Title: Optimal irrigation scheduling under limited water supply

Author
item ANDRADE, MANUEL - University Of Nevada
item CHOLULA, URIEL - University Of Nevada
item Oshaughnessy, Susan
item Evett, Steven - Steve

Submitted to: Meeting Abstract
Publication Type: Abstract Only
Publication Acceptance Date: 3/10/2021
Publication Date: 7/12/2021
Citation: Andrade, M.A., Cholula, U., O'Shaughnessy, S.A., Evett, S.R. 2021. Optimal irrigation scheduling under limited water supply [abstract]. ASABE 2021 Annual International Meeting, Virtual and On Demand, July 11-14, 2021, in Reno, Nevada. Paper No. 2100945.

Interpretive Summary:

Technical Abstract: Increasing water demands and diminishing water resources require a more efficient use of water applied to crops.
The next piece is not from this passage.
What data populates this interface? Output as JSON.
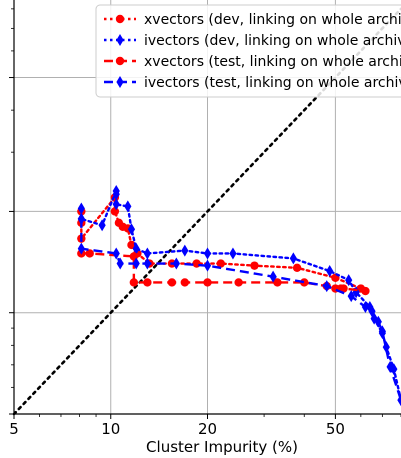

Declining aquifers, periods of drought, and changing snowmelt patterns are forcing many farmers in the Western U.S. to grow crops under limited seasonal irrigation budgets that are insufficient to meet consumptive demands. This study introduces an irrigation scheduling method that aims to maximize yield subject to a given seasonal irrigation budget. The method is meant to be executed every day preceding a potential irrigation event in order to determine if an irrigation is required the following day and, if so, how much water should be applied in order to attain the maximum yield that can be achieved without surpassing a seasonal budget. The method integrates a crop model to estimate the potential impact on yield of many different irrigation scheduling scenarios and a heuristic optimization method to identify the best scenario. The crop model is supported by weather, soil water, and plant sensing systems to ensure that the effect of previous irrigation and rainfall events is accounted for by the method as it proceeds to identify the optimal irrigation amount to be applied during the following irrigation event. In order to account for the effect of uncertain future weather conditions during the rest of the irrigation season, the method integrates a stochastic weather data generator that feeds the crop model with estimates of weather conditions derived from historic measurements. Our hypothesis is that the integration of a crop model supported by the daily assimilation of sensing data will allow the heuristic optimization method to identify growth stages when crops are more tolerant to water stress. The proposed irrigation scheduling method can then act as an expert system capable of reducing irrigation amounts during such stages in order to minimize the economic impact of a limited water supply.